Thousands of farmers from several unions caused widespread disruption during a wave of protests in January and February when they blocked motorways around the country.

The protests were initially sparked by the end to tax exemptions on special diesel fuel used in farming equipment, but also focused on the accumulation of environmental regulations, the payment of European grants, supermarket prices and competition from cheap foreign imports, which are not subject to French food production standards (on pesticide use for instance).

The government’s attempts to appease the unions ultimately led to the announcement of several concessions.

Read more: French farmer roadblocks start to end - but not all

However, the farmers’ unions are upset by, what they see as, the slow speed at which the government has followed through.

While they are not calling for the return of such a widespread movement, local protests have become more common since Monday (February 19) and are likely to intensify with the approach of the Paris International Agricultural Show.

Where are the Farmers protesting February 21?

  • The A62 motorway between Agen (Lot-et-Garonne) and Montauban (Tarn-et-Garonne)
  • Rolling blockades around Dunkirk (Nord)
  • Manure dumped in front of the prefecture in Châlons-en-Champagne (Marne)
  • Manure dumped in front of the sub-prefecture in Reims, Vitry-le-François et d’Epernay (Marne)
  • Supermarkets in Tarbes (Hautes-Pyrénées)

Why is the Paris International Agricultural Show so important?

The Paris International Agricultural Show, or Salon International de l'Agriculture, is one of the largest public trade fairs in the world, and in 2024 runs from February 24 to March 3.

Each year, it is attended by thousands of farmers, many of whom have animals with them, and visited by hundreds of thousands of people from Paris and around the world.

French politicians of all persuasions have come to use it as an occasion to burnish their public image and everyman credentials.

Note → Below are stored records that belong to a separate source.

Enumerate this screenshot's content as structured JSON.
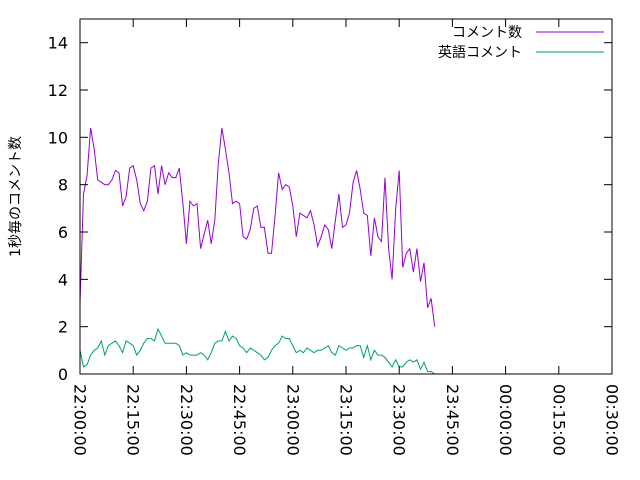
{
  "chart_data": {
    "type": "line",
    "title": "",
    "xlabel": "",
    "ylabel": "1秒毎のコメント数",
    "ylim": [
      0,
      15
    ],
    "yticks": [
      0,
      2,
      4,
      6,
      8,
      10,
      12,
      14
    ],
    "xticks": [
      "22:00:00",
      "22:15:00",
      "22:30:00",
      "22:45:00",
      "23:00:00",
      "23:15:00",
      "23:30:00",
      "23:45:00",
      "00:00:00",
      "00:15:00",
      "00:30:00"
    ],
    "xlim_minutes": [
      0,
      150
    ],
    "grid": false,
    "legend_position": "top-right",
    "series": [
      {
        "name": "コメント数",
        "color": "#9400d3",
        "points": [
          [
            0,
            3.0
          ],
          [
            1,
            7.6
          ],
          [
            2,
            8.4
          ],
          [
            3,
            10.4
          ],
          [
            4,
            9.5
          ],
          [
            5,
            8.2
          ],
          [
            6,
            8.1
          ],
          [
            7,
            8.0
          ],
          [
            8,
            8.0
          ],
          [
            9,
            8.2
          ],
          [
            10,
            8.6
          ],
          [
            11,
            8.5
          ],
          [
            12,
            7.1
          ],
          [
            13,
            7.5
          ],
          [
            14,
            8.7
          ],
          [
            15,
            8.8
          ],
          [
            16,
            8.2
          ],
          [
            17,
            7.2
          ],
          [
            18,
            6.9
          ],
          [
            19,
            7.3
          ],
          [
            20,
            8.7
          ],
          [
            21,
            8.8
          ],
          [
            22,
            7.6
          ],
          [
            23,
            8.8
          ],
          [
            24,
            8.0
          ],
          [
            25,
            8.5
          ],
          [
            26,
            8.3
          ],
          [
            27,
            8.3
          ],
          [
            28,
            8.7
          ],
          [
            29,
            7.2
          ],
          [
            30,
            5.5
          ],
          [
            31,
            7.3
          ],
          [
            32,
            7.1
          ],
          [
            33,
            7.2
          ],
          [
            34,
            5.3
          ],
          [
            35,
            5.9
          ],
          [
            36,
            6.5
          ],
          [
            37,
            5.5
          ],
          [
            38,
            6.5
          ],
          [
            39,
            8.9
          ],
          [
            40,
            10.4
          ],
          [
            41,
            9.5
          ],
          [
            42,
            8.5
          ],
          [
            43,
            7.2
          ],
          [
            44,
            7.3
          ],
          [
            45,
            7.2
          ],
          [
            46,
            5.8
          ],
          [
            47,
            5.7
          ],
          [
            48,
            6.1
          ],
          [
            49,
            7.0
          ],
          [
            50,
            7.1
          ],
          [
            51,
            6.2
          ],
          [
            52,
            6.2
          ],
          [
            53,
            5.1
          ],
          [
            54,
            5.1
          ],
          [
            55,
            6.7
          ],
          [
            56,
            8.5
          ],
          [
            57,
            7.8
          ],
          [
            58,
            8.0
          ],
          [
            59,
            7.9
          ],
          [
            60,
            7.1
          ],
          [
            61,
            5.8
          ],
          [
            62,
            6.8
          ],
          [
            63,
            6.7
          ],
          [
            64,
            6.6
          ],
          [
            65,
            6.9
          ],
          [
            66,
            6.3
          ],
          [
            67,
            5.4
          ],
          [
            68,
            5.8
          ],
          [
            69,
            6.3
          ],
          [
            70,
            6.1
          ],
          [
            71,
            5.3
          ],
          [
            72,
            6.5
          ],
          [
            73,
            7.6
          ],
          [
            74,
            6.2
          ],
          [
            75,
            6.3
          ],
          [
            76,
            6.8
          ],
          [
            77,
            8.1
          ],
          [
            78,
            8.6
          ],
          [
            79,
            7.8
          ],
          [
            80,
            6.8
          ],
          [
            81,
            6.7
          ],
          [
            82,
            5.0
          ],
          [
            83,
            6.6
          ],
          [
            84,
            5.8
          ],
          [
            85,
            5.6
          ],
          [
            86,
            8.3
          ],
          [
            87,
            5.3
          ],
          [
            88,
            4.0
          ],
          [
            89,
            7.0
          ],
          [
            90,
            8.6
          ],
          [
            91,
            4.5
          ],
          [
            92,
            5.1
          ],
          [
            93,
            5.3
          ],
          [
            94,
            4.3
          ],
          [
            95,
            5.3
          ],
          [
            96,
            3.9
          ],
          [
            97,
            4.7
          ],
          [
            98,
            2.8
          ],
          [
            99,
            3.2
          ],
          [
            100,
            2.0
          ]
        ]
      },
      {
        "name": "英語コメント",
        "color": "#009e73",
        "points": [
          [
            0,
            1.0
          ],
          [
            1,
            0.3
          ],
          [
            2,
            0.4
          ],
          [
            3,
            0.8
          ],
          [
            4,
            1.0
          ],
          [
            5,
            1.1
          ],
          [
            6,
            1.4
          ],
          [
            7,
            0.8
          ],
          [
            8,
            1.2
          ],
          [
            9,
            1.3
          ],
          [
            10,
            1.4
          ],
          [
            11,
            1.2
          ],
          [
            12,
            0.9
          ],
          [
            13,
            1.4
          ],
          [
            14,
            1.3
          ],
          [
            15,
            1.2
          ],
          [
            16,
            0.8
          ],
          [
            17,
            1.0
          ],
          [
            18,
            1.3
          ],
          [
            19,
            1.5
          ],
          [
            20,
            1.5
          ],
          [
            21,
            1.4
          ],
          [
            22,
            1.9
          ],
          [
            23,
            1.6
          ],
          [
            24,
            1.3
          ],
          [
            25,
            1.3
          ],
          [
            26,
            1.3
          ],
          [
            27,
            1.3
          ],
          [
            28,
            1.2
          ],
          [
            29,
            0.8
          ],
          [
            30,
            0.9
          ],
          [
            31,
            0.8
          ],
          [
            32,
            0.8
          ],
          [
            33,
            0.8
          ],
          [
            34,
            0.9
          ],
          [
            35,
            0.8
          ],
          [
            36,
            0.6
          ],
          [
            37,
            0.9
          ],
          [
            38,
            1.3
          ],
          [
            39,
            1.4
          ],
          [
            40,
            1.4
          ],
          [
            41,
            1.8
          ],
          [
            42,
            1.4
          ],
          [
            43,
            1.6
          ],
          [
            44,
            1.5
          ],
          [
            45,
            1.2
          ],
          [
            46,
            1.1
          ],
          [
            47,
            0.9
          ],
          [
            48,
            1.1
          ],
          [
            49,
            1.0
          ],
          [
            50,
            0.9
          ],
          [
            51,
            0.8
          ],
          [
            52,
            0.6
          ],
          [
            53,
            0.7
          ],
          [
            54,
            1.0
          ],
          [
            55,
            1.2
          ],
          [
            56,
            1.3
          ],
          [
            57,
            1.6
          ],
          [
            58,
            1.5
          ],
          [
            59,
            1.5
          ],
          [
            60,
            1.2
          ],
          [
            61,
            0.9
          ],
          [
            62,
            1.0
          ],
          [
            63,
            0.9
          ],
          [
            64,
            1.1
          ],
          [
            65,
            1.0
          ],
          [
            66,
            0.9
          ],
          [
            67,
            1.0
          ],
          [
            68,
            1.0
          ],
          [
            69,
            1.1
          ],
          [
            70,
            1.2
          ],
          [
            71,
            0.9
          ],
          [
            72,
            0.8
          ],
          [
            73,
            1.2
          ],
          [
            74,
            1.1
          ],
          [
            75,
            1.0
          ],
          [
            76,
            1.1
          ],
          [
            77,
            1.1
          ],
          [
            78,
            1.2
          ],
          [
            79,
            1.2
          ],
          [
            80,
            0.7
          ],
          [
            81,
            1.2
          ],
          [
            82,
            0.6
          ],
          [
            83,
            1.0
          ],
          [
            84,
            0.8
          ],
          [
            85,
            0.8
          ],
          [
            86,
            0.7
          ],
          [
            87,
            0.5
          ],
          [
            88,
            0.3
          ],
          [
            89,
            0.6
          ],
          [
            90,
            0.3
          ],
          [
            91,
            0.3
          ],
          [
            92,
            0.5
          ],
          [
            93,
            0.6
          ],
          [
            94,
            0.5
          ],
          [
            95,
            0.6
          ],
          [
            96,
            0.2
          ],
          [
            97,
            0.5
          ],
          [
            98,
            0.1
          ],
          [
            99,
            0.1
          ],
          [
            100,
            0.0
          ]
        ]
      }
    ]
  }
}
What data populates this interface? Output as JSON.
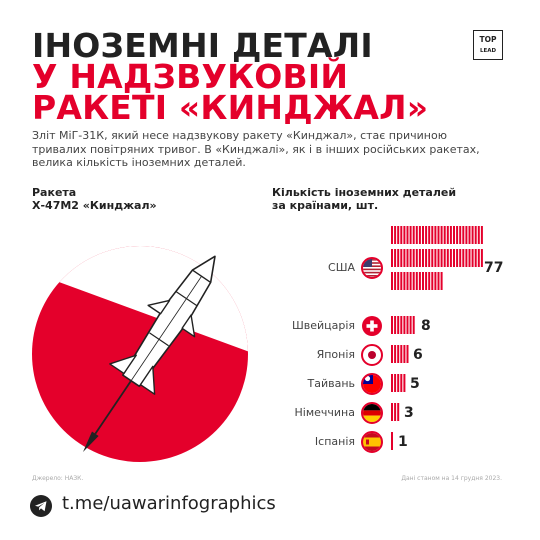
{
  "title": {
    "line1": "ІНОЗЕМНІ ДЕТАЛІ",
    "line2": "У НАДЗВУКОВІЙ",
    "line3": "РАКЕТІ «КИНДЖАЛ»"
  },
  "logo": {
    "line1": "TOP",
    "line2": "LEAD"
  },
  "intro": {
    "line1": "Зліт МіГ-31К, який несе надзвукову ракету «Кинджал», стає причиною",
    "line2": "тривалих повітряних тривог. В «Кинджалі», як і в інших російських ракетах,",
    "line3": "велика кількість іноземних деталей."
  },
  "rocket_label": {
    "line1": "Ракета",
    "line2": "Х-47М2 «Кинджал»"
  },
  "chart_title": {
    "line1": "Кількість іноземних деталей",
    "line2": "за країнами, шт."
  },
  "colors": {
    "accent_red": "#e4002b",
    "text_dark": "#222222"
  },
  "chart_data": {
    "type": "bar",
    "categories": [
      "США",
      "Швейцарія",
      "Японія",
      "Тайвань",
      "Німеччина",
      "Іспанія"
    ],
    "values": [
      77,
      8,
      6,
      5,
      3,
      1
    ],
    "title": "Кількість іноземних деталей за країнами, шт.",
    "xlabel": "",
    "ylabel": "",
    "flags": [
      "usa-flag-icon",
      "switzerland-flag-icon",
      "japan-flag-icon",
      "taiwan-flag-icon",
      "germany-flag-icon",
      "spain-flag-icon"
    ]
  },
  "footer": {
    "source": "Джерело: НАЗК.",
    "date": "Дані станом на 14 грудня 2023.",
    "telegram": "t.me/uawarinfographics",
    "telegram_icon": "telegram-icon"
  }
}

However, farmers unions have been warning for several weeks that they plan to protest at the event if the government does not speed up the delivery of concessions it promised on February 1.

“The show will be under pressure, and we will not be there just to flatter the government’s communication effort”, said Bouches-du-Rhone FNSEA president Laurent Depieds. “We will be there to hassle them and make our demands”.

Another FNSEA regional president from Doubs told FranceInfo that the union “cannot let the show happen as normal”.

No major protests have been announced for the show so far, however the FNSEA farmers union told BFMTV that 15 to 30 tractors “will do something peaceful and orderly”, with “food, music and a speech to remind people of our demands.”

“It will be the occasion for us to send a message to the President of the Republic that all we have done since autumn must result in clear decisions,” FNSEA national president Arnaud Rousseau told BFMTV. “The farming world can wait no longer.”

How is the government reacting?

They are keen to avoid angering the farmers.

The government has been quick to point out that it needs time to deliver the many concessions it made to farmers.

It says that checks on supermarkets and their pricing have been stepped up.

“We have performed 10,000 checks across 1,000 establishments and found 372 that did not respect the law,” announced Minister of Finance, Bruno Le Maire on February 21.

A new text for proposed changes to the EGalim law, central to some of the farmers’ demands, will be published by summer, according to Prime Minister Gabrel Attal.

Read more: What is France's EGalim law and why does it matter to farmers?

The government has also announced plans to ease the visa process for seasonal farm workers and to change the way it measures pesticide use. Details of these new measures have yet to be announced.